- From: David Krauss <potswa@gmail.com>
- Date: Wed, 2 Jul 2014 10:48:37 +0800
- To: Mark Nottingham <mnot@mnot.net>
- Cc: Martin Thomson <martin.thomson@gmail.com>, "Julian F. Reschke" <julian.reschke@gmx.de>, HTTP Working Group <ietf-http-wg@w3.org>
On 2014–07–02, at 10:24 AM, Mark Nottingham <mnot@mnot.net> wrote: > > On 2 Jul 2014, at 12:21 pm, David Krauss <potswa@gmail.com> wrote: > >> That gives applications a tough choice. >> >> Perhaps the corresponding non-pseudo header should always be a fallback, implemented at the API level, if the pseudo header is absent? >> >> I’m not clear on what appeal pseudo headers currently have at all, except to a punctuation fetish. > > Pseudo headers shouldn't be available to the application, full stop; they're just a mechanism to get what was special-case syntax in HTTP/1 into general header syntax in /2. The application is required (or at least, asked nicely) to fill them.

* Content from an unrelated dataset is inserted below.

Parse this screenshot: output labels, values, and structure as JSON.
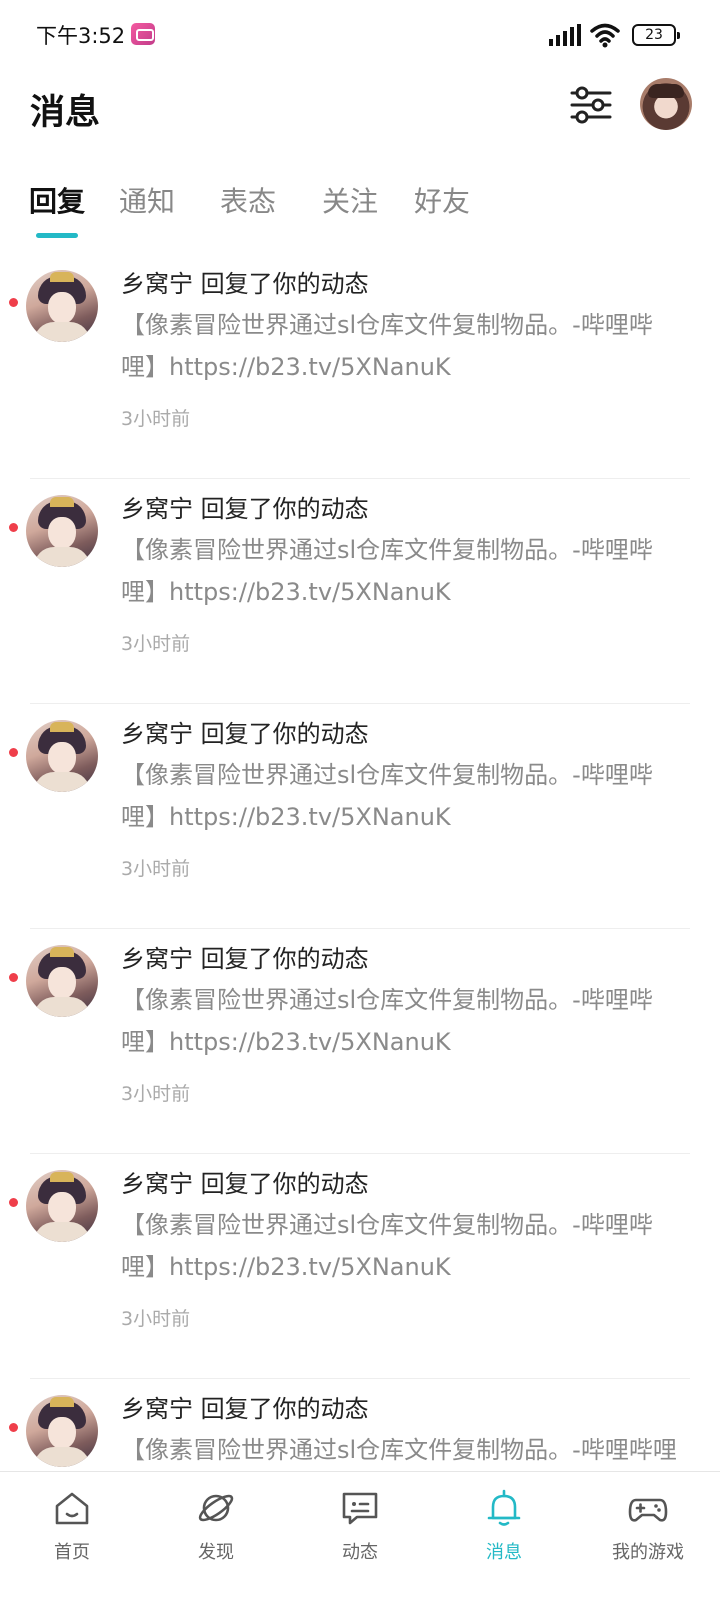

And they can be freely read at the other end. The restriction is on defining new ones. ALPN based specs will need to decide whether to sacrifice compatibility with HTTP/1.1 proxies. Where the sacrifice is made, we’ll still see applications choosing to forgo pseudo headers and omit the colon, effectively defining a new non-pseudo. That’s the tough choice. > They contain a colon specifically because it's illegal in field names, so that they're clearly different. Making them extensible is IMO inviting them to be exposed by APIs as headers or similar, and that's a land of rich bugs and security problems. Different how? A field name with a colon is also a field name. It’s not an HTTP/1.1 field name, but I must be missing something here. Nothing in the current spec suggests they shouldn’t be accessible as headers or similar. Without some indication to the contrary, APIs will expose them simply by default, and the damage will be done. I’m not suggesting extensibility. My initial reply to this thread was the strictest so far, that pseudo headers should only be added where deemed necessary by HTTP itself. This only really makes sense with additional, new restrictions such as that they should be encoded first in a header set representation. But without restrictions the colon just seems like a new color of bike shed paint.